I am reminded of object orientation pre UML. What is needed now is a Unified SOA.
SoaML, in which we have participated might be one step in that direction, at least at the modelling language level. Even so, TOGAF 9 has its own meta model, but so does Archimate, and there is one implied by the OASIS SOA RA, and so on. Then there are the differences even between The Open Group’s TOGAF 9’s coverage of SOA, and their own SOA Source Book. Do you know for example when you see a concept mentioned in one document it has the same meaning as in another? Often no definition of the concept or reference is even given so it is difficult to be sure. Clearly there is still a long way to go.
And let’s not forget that there is a large government and defence sector who are extending their own frameworks such as FEA, DODAF, and MODAF with yet more unique perspectives on SOA.

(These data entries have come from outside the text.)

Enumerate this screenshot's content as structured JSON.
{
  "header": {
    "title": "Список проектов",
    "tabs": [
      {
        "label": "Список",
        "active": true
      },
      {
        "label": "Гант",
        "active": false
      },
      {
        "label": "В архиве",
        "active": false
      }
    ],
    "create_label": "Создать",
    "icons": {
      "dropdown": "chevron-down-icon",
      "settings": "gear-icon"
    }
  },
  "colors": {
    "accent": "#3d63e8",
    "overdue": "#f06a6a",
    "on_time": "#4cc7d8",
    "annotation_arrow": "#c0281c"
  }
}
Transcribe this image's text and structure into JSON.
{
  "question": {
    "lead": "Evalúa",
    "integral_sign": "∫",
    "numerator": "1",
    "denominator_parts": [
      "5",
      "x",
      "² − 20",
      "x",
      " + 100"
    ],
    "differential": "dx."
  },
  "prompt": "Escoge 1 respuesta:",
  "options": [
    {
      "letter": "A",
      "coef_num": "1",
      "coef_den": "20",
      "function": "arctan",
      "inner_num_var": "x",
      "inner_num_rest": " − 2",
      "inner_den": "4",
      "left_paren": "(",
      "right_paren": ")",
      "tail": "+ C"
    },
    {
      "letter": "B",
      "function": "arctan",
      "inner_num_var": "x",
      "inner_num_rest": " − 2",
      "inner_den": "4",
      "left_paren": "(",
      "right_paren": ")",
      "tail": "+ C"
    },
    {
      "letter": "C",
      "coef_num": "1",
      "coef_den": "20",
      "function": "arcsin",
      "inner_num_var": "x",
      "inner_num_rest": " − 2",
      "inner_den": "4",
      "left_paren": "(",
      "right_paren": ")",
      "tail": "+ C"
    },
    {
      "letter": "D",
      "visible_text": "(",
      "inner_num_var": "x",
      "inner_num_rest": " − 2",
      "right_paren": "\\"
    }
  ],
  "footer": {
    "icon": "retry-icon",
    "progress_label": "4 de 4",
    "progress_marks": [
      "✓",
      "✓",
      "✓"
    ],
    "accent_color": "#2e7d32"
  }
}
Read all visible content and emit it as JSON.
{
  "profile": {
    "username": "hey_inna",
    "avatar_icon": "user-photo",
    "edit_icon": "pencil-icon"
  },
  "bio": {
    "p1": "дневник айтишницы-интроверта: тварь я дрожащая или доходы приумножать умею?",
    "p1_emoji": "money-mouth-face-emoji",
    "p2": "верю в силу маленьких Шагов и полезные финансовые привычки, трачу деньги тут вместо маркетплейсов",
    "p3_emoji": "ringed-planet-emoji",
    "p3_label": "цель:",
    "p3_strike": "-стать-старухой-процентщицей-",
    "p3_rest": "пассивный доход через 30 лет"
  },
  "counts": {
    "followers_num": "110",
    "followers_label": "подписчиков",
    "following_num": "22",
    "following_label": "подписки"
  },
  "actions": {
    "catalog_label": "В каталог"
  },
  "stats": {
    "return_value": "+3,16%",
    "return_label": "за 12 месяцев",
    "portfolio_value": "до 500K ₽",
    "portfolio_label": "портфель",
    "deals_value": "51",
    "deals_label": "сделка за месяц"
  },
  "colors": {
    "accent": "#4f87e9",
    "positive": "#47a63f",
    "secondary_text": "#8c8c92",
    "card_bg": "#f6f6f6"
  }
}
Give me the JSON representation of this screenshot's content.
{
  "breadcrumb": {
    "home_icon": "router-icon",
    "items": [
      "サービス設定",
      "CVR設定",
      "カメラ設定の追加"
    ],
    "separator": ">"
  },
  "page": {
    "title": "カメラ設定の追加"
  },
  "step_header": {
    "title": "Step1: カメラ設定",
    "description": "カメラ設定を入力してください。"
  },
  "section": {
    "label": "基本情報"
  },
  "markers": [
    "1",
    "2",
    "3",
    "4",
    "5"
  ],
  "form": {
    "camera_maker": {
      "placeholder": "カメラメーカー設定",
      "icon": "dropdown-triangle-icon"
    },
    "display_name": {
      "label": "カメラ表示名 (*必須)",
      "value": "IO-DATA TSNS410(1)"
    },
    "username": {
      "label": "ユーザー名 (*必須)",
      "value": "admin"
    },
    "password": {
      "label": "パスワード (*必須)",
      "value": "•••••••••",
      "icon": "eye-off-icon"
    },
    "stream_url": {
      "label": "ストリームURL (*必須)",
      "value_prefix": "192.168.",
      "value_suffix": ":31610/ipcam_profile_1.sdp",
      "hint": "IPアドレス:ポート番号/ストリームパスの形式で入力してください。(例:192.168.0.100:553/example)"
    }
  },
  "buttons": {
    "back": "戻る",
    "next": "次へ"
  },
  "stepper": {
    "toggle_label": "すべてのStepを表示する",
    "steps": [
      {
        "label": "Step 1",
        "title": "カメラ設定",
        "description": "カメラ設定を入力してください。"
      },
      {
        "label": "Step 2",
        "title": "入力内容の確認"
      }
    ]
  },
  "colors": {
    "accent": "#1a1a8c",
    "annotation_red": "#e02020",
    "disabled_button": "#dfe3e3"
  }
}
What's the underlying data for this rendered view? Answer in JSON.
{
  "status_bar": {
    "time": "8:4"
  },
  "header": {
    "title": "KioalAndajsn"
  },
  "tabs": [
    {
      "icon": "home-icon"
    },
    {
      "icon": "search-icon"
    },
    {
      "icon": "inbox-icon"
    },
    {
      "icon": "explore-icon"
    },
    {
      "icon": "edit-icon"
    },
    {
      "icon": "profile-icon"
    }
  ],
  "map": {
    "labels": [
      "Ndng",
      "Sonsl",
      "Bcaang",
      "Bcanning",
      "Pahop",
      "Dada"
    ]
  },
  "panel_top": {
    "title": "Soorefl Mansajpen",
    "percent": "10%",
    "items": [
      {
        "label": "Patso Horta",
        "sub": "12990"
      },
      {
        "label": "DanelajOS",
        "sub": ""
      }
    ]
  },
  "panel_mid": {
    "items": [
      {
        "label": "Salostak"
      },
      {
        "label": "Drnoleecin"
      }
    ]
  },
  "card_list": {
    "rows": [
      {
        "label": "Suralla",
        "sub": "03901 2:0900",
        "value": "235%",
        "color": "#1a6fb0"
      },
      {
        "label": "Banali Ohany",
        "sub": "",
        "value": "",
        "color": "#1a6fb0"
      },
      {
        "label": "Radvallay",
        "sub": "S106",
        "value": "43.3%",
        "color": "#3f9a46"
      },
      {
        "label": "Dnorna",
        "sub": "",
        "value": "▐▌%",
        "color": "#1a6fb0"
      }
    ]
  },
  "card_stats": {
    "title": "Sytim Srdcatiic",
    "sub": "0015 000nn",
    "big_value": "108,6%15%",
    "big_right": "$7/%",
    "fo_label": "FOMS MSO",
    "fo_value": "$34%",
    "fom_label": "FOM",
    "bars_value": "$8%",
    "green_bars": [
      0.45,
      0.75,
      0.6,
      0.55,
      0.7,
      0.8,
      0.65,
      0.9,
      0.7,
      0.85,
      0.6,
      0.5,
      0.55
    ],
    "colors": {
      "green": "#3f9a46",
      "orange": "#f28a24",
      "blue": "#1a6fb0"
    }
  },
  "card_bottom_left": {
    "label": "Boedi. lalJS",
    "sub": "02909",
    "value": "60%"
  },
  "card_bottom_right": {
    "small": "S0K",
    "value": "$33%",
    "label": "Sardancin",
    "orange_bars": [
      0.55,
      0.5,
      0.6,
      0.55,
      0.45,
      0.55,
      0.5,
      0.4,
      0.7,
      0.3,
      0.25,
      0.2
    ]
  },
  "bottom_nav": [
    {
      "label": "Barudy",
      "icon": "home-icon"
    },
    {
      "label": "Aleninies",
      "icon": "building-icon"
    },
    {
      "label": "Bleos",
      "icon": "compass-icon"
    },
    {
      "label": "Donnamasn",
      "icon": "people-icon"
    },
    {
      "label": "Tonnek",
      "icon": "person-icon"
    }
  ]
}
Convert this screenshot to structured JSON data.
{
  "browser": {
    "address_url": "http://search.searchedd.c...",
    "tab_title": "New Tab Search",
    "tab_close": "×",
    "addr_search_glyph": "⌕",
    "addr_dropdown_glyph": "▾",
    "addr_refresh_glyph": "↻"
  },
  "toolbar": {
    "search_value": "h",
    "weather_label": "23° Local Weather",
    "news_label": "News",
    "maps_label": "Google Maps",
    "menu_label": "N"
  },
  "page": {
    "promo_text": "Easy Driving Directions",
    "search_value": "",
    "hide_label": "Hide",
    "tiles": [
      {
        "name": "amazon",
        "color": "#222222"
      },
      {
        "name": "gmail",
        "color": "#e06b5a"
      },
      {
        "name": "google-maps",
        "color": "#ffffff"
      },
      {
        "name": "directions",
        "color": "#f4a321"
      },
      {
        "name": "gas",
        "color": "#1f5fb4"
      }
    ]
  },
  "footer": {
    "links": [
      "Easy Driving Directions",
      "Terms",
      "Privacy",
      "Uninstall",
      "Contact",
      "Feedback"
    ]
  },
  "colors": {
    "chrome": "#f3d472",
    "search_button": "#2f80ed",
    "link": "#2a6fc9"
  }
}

It is at least welcome though that OASIS, The Open Group and the OMG have seen the need to cooperate on Navigating the SOA Standards Landscape Around Architecture. Perhaps now they can move forward as I suggest and ensure greater collaboration and consistency between their efforts with a single purpose in mind.
We would be happy to participate in such a unified process. What we can’t afford to do unlike IBM is participate in three (even though they have all invited us to), and more to the point it would be counter productive! In the meantime we will continue to participate in SoaML and refine our own CBDI-SAE Meta model for SOA. To that end we have just published a draft V3 of our model which includes SoaML adoption.
Users shouldn't need to be shown how to navigate their way around multiple SOA standards. They just want to know "are we there yet?"